No more shaking. No more difficulty breathing. No more coughing. No more cruel lows or highs.
No more grief. I was not the only one who was carrying around the details of Dad's passing. Mom wasn't there in his final moments, I don't think she could bear the thought of it. But she spent several hours with me every day, watching him struggle, listening to the "death rattle" as he fought for, or against, each breath. She was constantly lonely without him, lost without her 50-year reference point. Good or bad, happy or sad, their lives had been in orbit around each other, and she was lost.
At one point, while we were sitting with Dad in those final days, she started talking about how afraid he must be. She wondered if he understood that we were there and that he was not alone.

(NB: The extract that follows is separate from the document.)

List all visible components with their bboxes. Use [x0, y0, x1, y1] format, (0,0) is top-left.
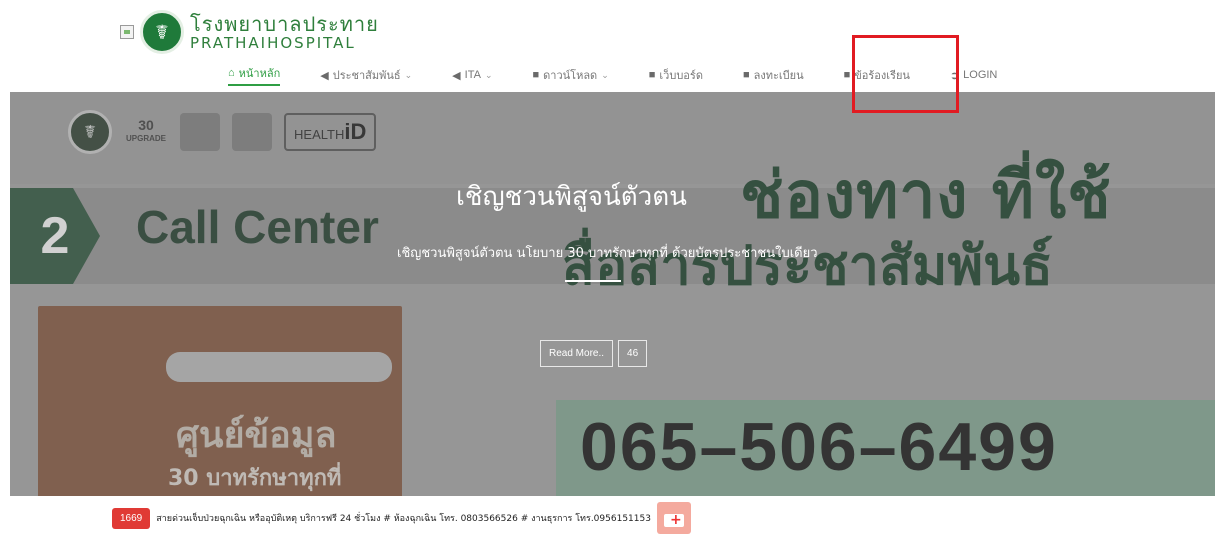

I can remember reassuring her that research has shown that people in his condition are still responsive to voice and touch, and that this probably means they are aware when people are near. He certainly responded to my voice and touch very differently than he did to Mary's, or to the staff, which I had to assume was because as his daughter, I was more familiar.
I also promised my mother during that talk that when her time came, whether she was aware of it or not, I would be with her just as I was being with him. That he wasn't going to die alone, and when her time came, she wouldn't either. It didn't work out that way. She snuck out when I wasn't looking. And some times I feel cheated, or like she didn't trust me to do my job. Other times I feel like I failed her, broke my promise.
Don't misunderstand me - she passed in her sleep without pain or suffering, and I was relieved not to have to watch her suffer. But I would have liked to say goodbye.
I guess you just can't have it both ways.